When I saw this Pompadour plat fireplace for the first time, to my mind (and quite spontaneously) this thought arose:
“But look. Has anyone ever seen a worker enter the workshop dressed in silk!"
Indeed, even with all the sympathy I have for this model of the second half of the nineteenth century fireplace, I have to agree how it is, objectively, “plain...”
Dignified, yes, but “poor”....
And so, why is it that the specific mantel I am now presenting to you, allows itself the luxury of dressing itself in a marble as refined as it is expensive and generally reserved for fireplaces of quite another decorative load!
The answers may be many, and the right one we will never know, but ... among the possible hypotheses, I have made my choice, would you like to know it?

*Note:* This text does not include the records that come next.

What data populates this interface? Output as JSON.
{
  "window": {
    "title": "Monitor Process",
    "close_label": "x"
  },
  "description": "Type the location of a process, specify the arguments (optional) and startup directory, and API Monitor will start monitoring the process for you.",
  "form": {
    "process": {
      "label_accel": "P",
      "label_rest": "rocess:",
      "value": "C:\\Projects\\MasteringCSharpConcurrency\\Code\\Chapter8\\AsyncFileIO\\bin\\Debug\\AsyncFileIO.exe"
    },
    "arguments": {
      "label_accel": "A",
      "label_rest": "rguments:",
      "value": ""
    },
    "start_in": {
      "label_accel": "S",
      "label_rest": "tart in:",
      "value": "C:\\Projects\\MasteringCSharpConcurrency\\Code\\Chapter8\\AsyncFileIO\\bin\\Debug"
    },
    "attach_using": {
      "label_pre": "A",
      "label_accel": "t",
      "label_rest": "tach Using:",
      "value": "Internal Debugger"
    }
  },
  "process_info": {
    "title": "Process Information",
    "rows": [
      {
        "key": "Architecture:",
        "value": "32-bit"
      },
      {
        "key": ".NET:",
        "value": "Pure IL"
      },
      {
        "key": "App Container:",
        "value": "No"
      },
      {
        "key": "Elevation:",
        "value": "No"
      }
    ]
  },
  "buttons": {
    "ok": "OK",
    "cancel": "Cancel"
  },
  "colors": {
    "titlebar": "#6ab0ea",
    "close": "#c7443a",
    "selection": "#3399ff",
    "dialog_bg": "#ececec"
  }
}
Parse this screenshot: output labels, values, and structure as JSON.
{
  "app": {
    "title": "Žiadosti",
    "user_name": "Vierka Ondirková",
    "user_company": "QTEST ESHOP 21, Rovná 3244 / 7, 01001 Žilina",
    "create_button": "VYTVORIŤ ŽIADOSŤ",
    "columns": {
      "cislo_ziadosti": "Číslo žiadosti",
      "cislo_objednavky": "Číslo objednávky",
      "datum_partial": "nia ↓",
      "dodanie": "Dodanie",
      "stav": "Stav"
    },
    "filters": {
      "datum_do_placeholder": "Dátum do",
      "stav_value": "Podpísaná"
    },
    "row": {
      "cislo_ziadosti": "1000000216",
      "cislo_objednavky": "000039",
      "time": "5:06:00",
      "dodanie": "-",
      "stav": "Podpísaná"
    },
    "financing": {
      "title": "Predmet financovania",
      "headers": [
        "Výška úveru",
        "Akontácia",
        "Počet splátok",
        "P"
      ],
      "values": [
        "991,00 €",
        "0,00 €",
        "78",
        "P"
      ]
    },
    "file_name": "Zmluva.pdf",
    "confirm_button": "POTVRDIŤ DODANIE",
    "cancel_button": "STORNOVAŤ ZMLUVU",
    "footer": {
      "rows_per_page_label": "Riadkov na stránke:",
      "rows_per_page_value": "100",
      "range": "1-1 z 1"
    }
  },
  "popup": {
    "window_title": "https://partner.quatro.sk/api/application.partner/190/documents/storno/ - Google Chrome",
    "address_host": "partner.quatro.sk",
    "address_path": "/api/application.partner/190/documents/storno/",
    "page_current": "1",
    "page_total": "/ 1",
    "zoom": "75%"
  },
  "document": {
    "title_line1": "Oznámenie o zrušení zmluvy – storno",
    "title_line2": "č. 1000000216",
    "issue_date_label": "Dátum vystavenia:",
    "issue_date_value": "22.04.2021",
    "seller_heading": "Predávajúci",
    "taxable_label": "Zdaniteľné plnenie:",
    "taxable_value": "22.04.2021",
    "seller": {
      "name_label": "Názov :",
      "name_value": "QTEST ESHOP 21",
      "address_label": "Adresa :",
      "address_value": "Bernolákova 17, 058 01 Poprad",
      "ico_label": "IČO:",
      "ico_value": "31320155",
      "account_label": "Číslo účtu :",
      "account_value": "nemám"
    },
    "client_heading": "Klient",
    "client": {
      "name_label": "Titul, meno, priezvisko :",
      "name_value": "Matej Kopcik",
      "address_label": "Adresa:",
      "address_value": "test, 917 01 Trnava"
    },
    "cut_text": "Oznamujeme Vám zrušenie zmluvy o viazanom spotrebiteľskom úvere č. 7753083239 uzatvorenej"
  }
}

Well, I think Bernard, a nineteenth-century Parisian gentleman of refined but not too “baroque” tastes, decided that for his bedroom that Pompadour fireplace would do just fine..
Beautiful and sinuous forms, decorative simplicity, medium-small size, in short, that whole thing seemed ideal for that space of his between the two windows looking over the Seine....
But Bernard, we said above, was of refined tastes... he wanted for HIS fireplace something more than “normal” marble, “normal” color, “normal” enjoyment...
The fireplace that was to decorate his bedroom would have to be “special,” possibly exciting, however out of the norm, precisely, “normal,” the cost was of relative importance, HE, was a gentleman...
So it was that our Bernard went to a Parisian fireplace Atelier, chose from the samples offered to him the most interesting marble he had ever seen.
And when this merchant explained to him that for such a fireplace he would have to wait biblical times because the quarry was not within walking distance and he of Pompadour in that precious marble he had none “at home,” Bernard replied: «Never mind, for such a beautiful fireplace, I would wait even longer, here's your deposit!!!»
Nothing and no one will take this sinful (but most pleasant) thought out of my mind: Bernard was struck by the most Immaculate Inferno Black color in the world as said color was the same as the intimate vestimenta he admired weekly at the Folies Bergere!!!
PARISIAN PROVENANCE, BELGIAN WORKMANSHIP, LATE NINETEENTH/EARLY TWENTIETH CENTURY PERIOD, HEALTHY AND ROBUST PHYSIQUE.